La pause de la BCE devrait stopper la hausse immédiate des nouveaux taux de prêts hypothécaires dans la zone euro, offrant un soulagement aux futurs acheteurs. Les détenteurs de prêts hypothécaires à taux variable ne verront pas d'augmentations supplémentaires de leurs paiements pour l'instant. Cependant, les taux hypothécaires sont peu susceptibles de diminuer de manière significative tant que la BCE n'aura pas signalé un cycle de baisses, les banques fixant le prix des nouveaux prêts en fonction des attentes de taux à long terme. Le taux moyen pour un nouveau prêt hypothécaire dans la zone euro en juin 2026 était de 4,2 %, contre 1,8 % deux ans auparavant.
Comment cette pause de la BCE se compare-t-elle aux actions récentes de la Réserve fédérale ?
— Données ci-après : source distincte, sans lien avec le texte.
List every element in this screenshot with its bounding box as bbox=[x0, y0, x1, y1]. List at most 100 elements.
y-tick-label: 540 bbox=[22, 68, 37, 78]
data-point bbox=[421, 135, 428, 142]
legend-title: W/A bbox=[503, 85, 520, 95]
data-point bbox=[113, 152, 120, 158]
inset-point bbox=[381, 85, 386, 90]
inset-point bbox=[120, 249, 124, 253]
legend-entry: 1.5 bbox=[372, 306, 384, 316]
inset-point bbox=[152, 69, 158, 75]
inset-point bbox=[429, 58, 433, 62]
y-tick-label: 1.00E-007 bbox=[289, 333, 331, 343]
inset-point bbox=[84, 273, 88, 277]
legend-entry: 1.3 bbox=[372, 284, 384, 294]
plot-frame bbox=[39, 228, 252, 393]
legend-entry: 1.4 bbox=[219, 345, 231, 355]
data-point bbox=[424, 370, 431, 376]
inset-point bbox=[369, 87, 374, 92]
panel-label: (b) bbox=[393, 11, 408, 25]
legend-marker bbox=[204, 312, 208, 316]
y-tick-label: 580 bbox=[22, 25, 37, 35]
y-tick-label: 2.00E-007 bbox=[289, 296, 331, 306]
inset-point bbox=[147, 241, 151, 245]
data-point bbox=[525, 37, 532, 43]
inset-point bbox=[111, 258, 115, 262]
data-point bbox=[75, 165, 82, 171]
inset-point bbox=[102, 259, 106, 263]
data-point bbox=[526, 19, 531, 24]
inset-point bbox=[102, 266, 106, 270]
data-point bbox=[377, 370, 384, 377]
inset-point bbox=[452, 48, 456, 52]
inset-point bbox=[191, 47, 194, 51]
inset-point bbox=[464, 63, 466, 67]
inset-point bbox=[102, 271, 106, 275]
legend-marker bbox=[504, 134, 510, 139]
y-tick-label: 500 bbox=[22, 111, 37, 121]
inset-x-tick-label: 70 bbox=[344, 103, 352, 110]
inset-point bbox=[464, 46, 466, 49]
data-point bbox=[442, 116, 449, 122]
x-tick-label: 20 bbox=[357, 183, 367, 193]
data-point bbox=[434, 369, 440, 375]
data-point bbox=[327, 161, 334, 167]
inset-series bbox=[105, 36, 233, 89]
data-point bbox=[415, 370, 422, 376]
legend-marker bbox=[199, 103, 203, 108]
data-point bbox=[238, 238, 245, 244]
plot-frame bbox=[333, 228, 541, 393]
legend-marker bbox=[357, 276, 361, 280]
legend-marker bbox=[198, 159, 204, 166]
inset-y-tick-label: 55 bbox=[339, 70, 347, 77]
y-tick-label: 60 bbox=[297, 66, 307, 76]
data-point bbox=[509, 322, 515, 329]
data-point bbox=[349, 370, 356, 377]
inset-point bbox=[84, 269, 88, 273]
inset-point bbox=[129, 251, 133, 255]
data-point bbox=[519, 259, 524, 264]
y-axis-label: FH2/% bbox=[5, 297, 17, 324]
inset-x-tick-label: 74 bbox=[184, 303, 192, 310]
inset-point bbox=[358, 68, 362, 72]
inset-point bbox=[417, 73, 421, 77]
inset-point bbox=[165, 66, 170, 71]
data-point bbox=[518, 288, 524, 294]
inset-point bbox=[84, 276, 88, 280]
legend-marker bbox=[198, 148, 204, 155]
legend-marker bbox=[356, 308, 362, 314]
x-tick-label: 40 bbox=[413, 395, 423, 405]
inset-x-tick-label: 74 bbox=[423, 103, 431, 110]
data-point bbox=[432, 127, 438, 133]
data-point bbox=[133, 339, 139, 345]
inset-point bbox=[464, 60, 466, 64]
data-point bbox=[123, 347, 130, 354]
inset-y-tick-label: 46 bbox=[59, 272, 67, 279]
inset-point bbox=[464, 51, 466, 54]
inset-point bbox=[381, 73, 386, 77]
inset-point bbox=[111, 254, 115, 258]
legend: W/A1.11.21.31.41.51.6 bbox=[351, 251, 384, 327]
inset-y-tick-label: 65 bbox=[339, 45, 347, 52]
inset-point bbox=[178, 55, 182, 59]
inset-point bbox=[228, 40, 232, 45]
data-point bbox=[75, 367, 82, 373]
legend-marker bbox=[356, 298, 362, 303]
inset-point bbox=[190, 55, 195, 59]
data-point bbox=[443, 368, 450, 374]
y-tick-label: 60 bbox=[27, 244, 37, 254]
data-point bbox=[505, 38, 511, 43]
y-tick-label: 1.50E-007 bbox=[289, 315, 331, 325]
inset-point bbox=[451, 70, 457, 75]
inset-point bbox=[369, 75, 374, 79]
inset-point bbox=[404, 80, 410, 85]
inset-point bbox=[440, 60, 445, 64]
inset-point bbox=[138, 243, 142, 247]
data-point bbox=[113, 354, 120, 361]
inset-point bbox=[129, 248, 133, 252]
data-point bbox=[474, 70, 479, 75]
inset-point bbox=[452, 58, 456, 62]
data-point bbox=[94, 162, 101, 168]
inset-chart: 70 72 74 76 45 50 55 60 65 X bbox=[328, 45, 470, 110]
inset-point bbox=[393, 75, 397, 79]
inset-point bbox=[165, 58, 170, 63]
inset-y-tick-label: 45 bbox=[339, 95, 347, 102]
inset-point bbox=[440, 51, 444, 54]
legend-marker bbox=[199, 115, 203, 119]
La pause de la BCE en juillet 2026 intervient avec son taux directeur à 3,75 %, tandis que la dernière hausse de la Réserve fédérale en mai 2026 a porté la fourchette cible des Fed Funds à 5,25 %-5,50 %. La Fed a commencé à baisser ses taux en juin 2026 avec une réduction de 25 points de base, plaçant les deux grandes banques centrales sur des voies divergentes. Cette divergence, alimentée par une activité économique américaine plus forte et une inflation sous-jacente plus tenace, est un moteur principal de l'écart de rendement actuel entre les obligations d'État américaines et allemandes.
Quel est le taux de succès historique des pauses des banques centrales dans le contrôle de l'inflation ?
L'analyse historique des cycles passés de la BCE et de la Fed montre que les pauses initiales précèdent souvent d'autres actions politiques. Lors du cycle 2006-2007, la BCE a marqué une pause de huit mois après avoir atteint 4,00 % avant de reprendre les hausses. Le risque est qu'une déclaration prématurée de victoire puisse permettre aux anticipations d'inflation de se désancrer, nécessitant une action plus drastique par la suite. Le cycle actuel est unique en raison des chocs d'approvisionnement post-pandémiques et des pressions liées à la transition énergétique, réduisant le pouvoir prédictif des précédents plus anciens.